# taz.de -- taz-Serie Was macht eigentlich …? (Teil 5): Um jeden Cent gefeilscht
       
       > In vielen Landesbetrieben werden, seit Rot-Rot-Grün regiert, Lohndumping
       > und Outsourcing zurückgedrängt. Das aber dauert vielen Beschäftigten zu
       > lange.
       
 (IMG) Bild: Streikendes Pflegepersonal der Charité zieht vors Rote Rathaus (Archivbild)
       
       Warum Gewerkschafter nicht traurig sind, dass [1][Claus Peymann nicht mehr
       am Berliner Ensemble tätig ist], illustriert der inzwischen 81-jährige
       Ex-Intendant bei seinem aktuellen Abschied vom Wiener Burgtheater noch
       einmal recht anschaulich. Mangelnde Anarchie am Theater beklagt er da, zu
       wenig kreatives Chaos – und wird dann deutlich, worin sich das seiner
       Meinung nach begründet. Dass Samstag nicht mehr geprobt und die
       Arbeitszeiten der Schauspieler wie bei Beamten reglementiert würden, ist
       ihm ein Graus.
       
       Diese Haltung könnte erklären, dass erst seit seinem Abgang am BE darüber
       verhandelt werden kann, das Haus wenigstens in den Geltungsbereich des
       ohnehin recht mageren Bühnentarifvertrags zu überführen. Der zuständige
       Verdi-Fachbereichsleiter Andreas Köhn spricht nicht zufällig von einem
       „ambivalenten Verhältnis von Herrn Peymanns sozialkritischen Stücken auf
       der Bühne und der Lohnsklaverei hinter der Bühne“.
       
       Die Theater Berlins sind nur ein kleiner Mosaikstein in der Vielzahl von
       Tarifauseinandersetzungen und Arbeitskämpfen in Berliner Landesbetrieben.
       Deren Beschäftigungsstruktur ist seit dem „Arm, aber sexy“-Diktum des
       damaligen Regierenden Bürgermeisters Klaus Wowereit weiter zersplittert
       worden. Sparzwänge beendeten Tarifbindungen, und Outsourcing verfestigte
       über viele Jahre ein Zweiklassensystem der Beschäftigung.
       
       Auch bessere Altverträge, deren Bedingungen für neu eingestellte
       MitarbeiterInnen bei gleicher Arbeit unerreichbar bleiben, sind eine
       häufige Erscheinung.

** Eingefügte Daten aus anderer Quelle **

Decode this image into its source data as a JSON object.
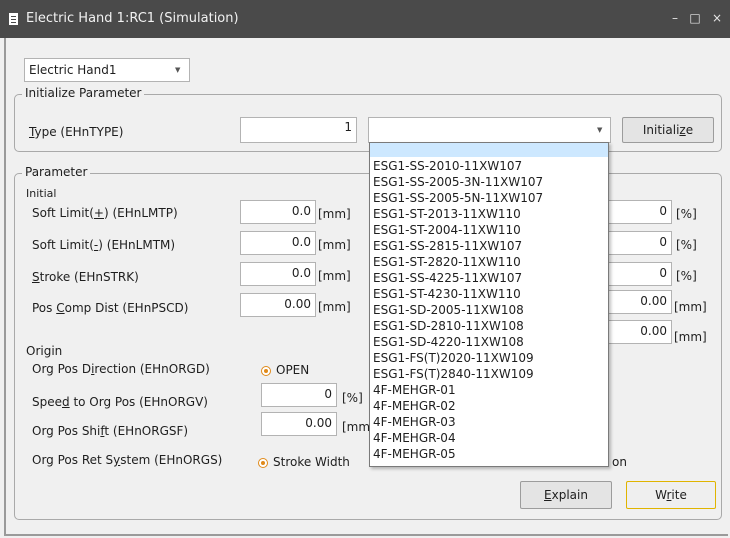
{
  "window": {
    "title": "Electric Hand 1:RC1  (Simulation)",
    "minimize_glyph": "–",
    "maximize_glyph": "□",
    "close_glyph": "×"
  },
  "colors": {
    "titlebar": "#4a4a4a",
    "accent_orange": "#e08a1a",
    "highlight": "#cde8ff"
  },
  "hand_selector": {
    "value": "Electric Hand1"
  },
  "init_group": {
    "legend": "Initialize Parameter",
    "type_label_u": "T",
    "type_label_rest": "ype (EHnTYPE)",
    "type_value": "1",
    "model_value": "",
    "initialize_pre": "Initiali",
    "initialize_u": "z",
    "initialize_post": "e"
  },
  "param_group": {
    "legend": "Parameter",
    "initial_heading": "Initial",
    "soft_limit_plus": {
      "pre": "Soft Limit(",
      "u": "+",
      "post": ") (EHnLMTP)",
      "value": "0.0",
      "unit": "[mm]"
    },
    "soft_limit_minus": {
      "pre": "Soft Limit(",
      "u": "-",
      "post": ") (EHnLMTM)",
      "value": "0.0",
      "unit": "[mm]"
    },
    "stroke": {
      "pre": "",
      "u": "S",
      "post": "troke (EHnSTRK)",
      "value": "0.0",
      "unit": "[mm]"
    },
    "pos_comp": {
      "pre": "Pos ",
      "u": "C",
      "post": "omp Dist (EHnPSCD)",
      "value": "0.00",
      "unit": "[mm]"
    },
    "right_values": [
      {
        "value": "0",
        "unit": "[%]"
      },
      {
        "value": "0",
        "unit": "[%]"
      },
      {
        "value": "0",
        "unit": "[%]"
      },
      {
        "value": "0.00",
        "unit": "[mm]"
      },
      {
        "value": "0.00",
        "unit": "[mm]"
      }
    ],
    "origin_heading": "Origin",
    "org_dir": {
      "pre": "Org Pos D",
      "u": "i",
      "post": "rection (EHnORGD)",
      "option": "OPEN"
    },
    "org_speed": {
      "pre": "Spee",
      "u": "d",
      "post": " to Org Pos (EHnORGV)",
      "value": "0",
      "unit": "[%]"
    },
    "org_shift": {
      "pre": "Org Pos Shi",
      "u": "f",
      "post": "t (EHnORGSF)",
      "value": "0.00",
      "unit": "[mm"
    },
    "org_ret": {
      "pre": "Org Pos Ret S",
      "u": "y",
      "post": "stem (EHnORGS)",
      "option": "Stroke Width",
      "option_tail": "on"
    },
    "explain_u": "E",
    "explain_rest": "xplain",
    "write_pre": "W",
    "write_u": "r",
    "write_post": "ite"
  },
  "dropdown_items": [
    "ESG1-SS-2010-11XW107",
    "ESG1-SS-2005-3N-11XW107",
    "ESG1-SS-2005-5N-11XW107",
    "ESG1-ST-2013-11XW110",
    "ESG1-ST-2004-11XW110",
    "ESG1-SS-2815-11XW107",
    "ESG1-ST-2820-11XW110",
    "ESG1-SS-4225-11XW107",
    "ESG1-ST-4230-11XW110",
    "ESG1-SD-2005-11XW108",
    "ESG1-SD-2810-11XW108",
    "ESG1-SD-4220-11XW108",
    "ESG1-FS(T)2020-11XW109",
    "ESG1-FS(T)2840-11XW109",
    "4F-MEHGR-01",
    "4F-MEHGR-02",
    "4F-MEHGR-03",
    "4F-MEHGR-04",
    "4F-MEHGR-05"
  ]
}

Die verschiedenen Zuständigkeiten erschweren außerdem
       den Zugriff des Landes auf die fraglichen Unternehmensbereiche. Und Zugriff
       hätte das Land an einigen Stellen wohl schon ganz gerne, ist eine
       Bereinigung der schwierigen Situation schließlich erklärtes Ziel des
       derzeit regierenden Senats.
       
       ## Mannigfaltige Auseinandersetzungen
       
       Anders als beim [2][Mietenwahnsinn], wo das Land Berlin durch
       Vorkaufsrechte und Milieuschutz gewissermaßen gegen den Markt spielt, sind
       die Karten bei Tarifkonflikten dem Anschein nach zugunsten der
       rot-rot-grünen Koalition verteilt. Fachkräftemangel, Konjunktur und
       Mehreinnahmen bei der Steuer: Die Verhandlungsposition der Angestellten,
       als deren Anwalt sich R2G versteht, könnte kaum günstiger sein. Die
       Verbesserung von Arbeitsbedingungen und -vergütung ist dabei nicht einfach
       nur populär und sozial, sondern volkswirtschaftlich sinnvoll. Dennoch sind
       die Auseinandersetzungen, gerade in den Landesbetrieben, mannigfaltig.
       
       Am Versprechen aus dem Koalitionsvertrag, die Tarifflucht zum Beispiel
       durch Outsourcing zu beenden, müssen sich SPD, Linke und Grüne messen
       lassen – und zu messen gab es im vergangenen Jahr genug. Denn je
       großzügiger die Konkurrenz beim Kampf um Arbeitskräfte mit besonders
       gefragten Qualifikationen wird, umso härter wird in prekären und weniger
       qualifizierten Bereichen um jeden Cent gefeilscht.
       
       Erst im August stellte die Senatsverwaltung für Gesundheit einen Plan vor,
       nach dem für händeringend gesuchte AmtsärztInnen außertariflich
       Extrazahlungen möglich gewesen wären. Gleichzeitig kämpfen technische
       MitarbeiterInnen outgesourcter Klinikbereiche darum, überhaupt wieder in
       ein Tarifgefüge übernommen zu werden.
       
       Im Gesundheitswesen, aber auch an Hochschulen zeigt sich fortdauernd die
       ziemlich bewegliche Konfliktlinie auf dem Weg hin zu guter und gut
       bezahlter Arbeit in besonderer Deutlichkeit. Grund dafür ist nicht zuletzt
       die relative Autonomie der betroffenen Einrichtungen. Auch die schönsten
       politischen Absichten der Koalitionäre müssen die Geschäftsführungen von
       beispielsweise Klinikkonzernen und ihrer Tochterunternehmen zunächst nur
       wenig kümmern. Schließlich wurden gerade die vielen ausgelagerten Bereiche
       ja genau zum Zweck der Tarifumgehung konstruiert – nicht wenige davon vom
       rot-roten Senat, der nach der Jahrtausendwende die Scherben des großen
       Berliner Bankenskandals aufkehren durfte.
       
       ## Wieder ins normale Tarifgefüge
       
       So sind die Angestellten der [3][Vivantes] Service GmbH (VSG), in die
       damals Krankenhausdienstleistungen ausgelagert wurden, trotz 51 Tagen
       Streik in diesem Jahr der Wiedereingliederung in den Mutterbetrieb erst
       einen Teilschritt nähergekommen. Die Vereinbarung dort läuft 2021 aus.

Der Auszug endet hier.